National Public Radio has aired stories about women workers in danger in 2012, 2014 and most recently in July, 2015. The NPR weekend investigative reporting show called REVEAL zeroed in on Apple iPhones and the women in the Cupertino, California plant inhaling N-Hexane and Benzene. In another similar California plant, OSHA recommended “better ventilation.”

In fact, according to the Center For Public Integrity, government bureaucracies like OSHA have OKed air samples in these workspaces (and outside!) which test way over the legal limit for lead. If there’s a facility near you, like Digital Equipment Corp. in Hudson, Mass or Monsanto Chemical in Everett, Mass. the “federal limits” are unenforceable. And the Feds can’t even find out what chemicals are being vented into the air because the semi-conductor industry is protected by “proprietary” laws against revealing “trade secrets” in their formulas.

With all the rallies about women’s rights to equal pay and reproductive freedom, the right to a safe work environment plummets down on the list. Thank you, FLAT EARTH, for bringing the issue to light again with RADIUM GIRLS. This is the second play about the dial painters that I’ve seen. Both are pretty much the same, except Gregory’s play opens up to include Marie Curie, who makes both a public appearance and a private one in a nightmare… and Gregory delves into the guilt of one of the bad guys who “drank the Kool-Aid himself.”
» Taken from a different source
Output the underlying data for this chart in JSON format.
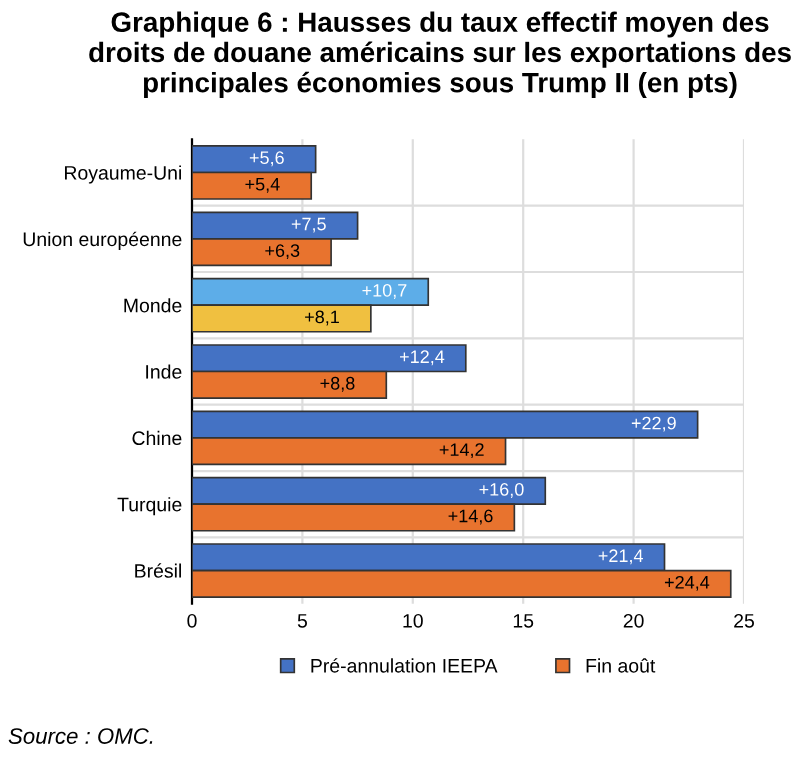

Plays (and movies) about good guys being victimized are problematic because so much of the script is spent on hand-wringing and the grueling details of their plight. In this case, the women are getting sicker and sicker. Scenes play over and over illustrating for instance that court dates keep getting postponed or that another scientific theory has surfaced as they get weaker. Actresses are given lines like: “My folks didn’t raise me to make trouble… I did what I was told.”

Films like SILKWOOD and plays like Flat Earth’s recent production of THE FARNSWORTH INVENTION are the exceptions: Every scene holds excitement because the protagonist is fighting back. In RADIUM GIRLS, a lot of the scenes drag because of the nature of the beast. That’s a playwright problem because Gregory gives the best scenes to the lawyers.

Director Lindsay Eagle ups the ante in RADIUM GIRLS by having an all female cast. Some negotiate their “pants” roles better than others. It’s not as easy as you might think. It requires inordinate skill for a woman to portray a man. Just ask the inimitable Peggy Shaw of Split Britches.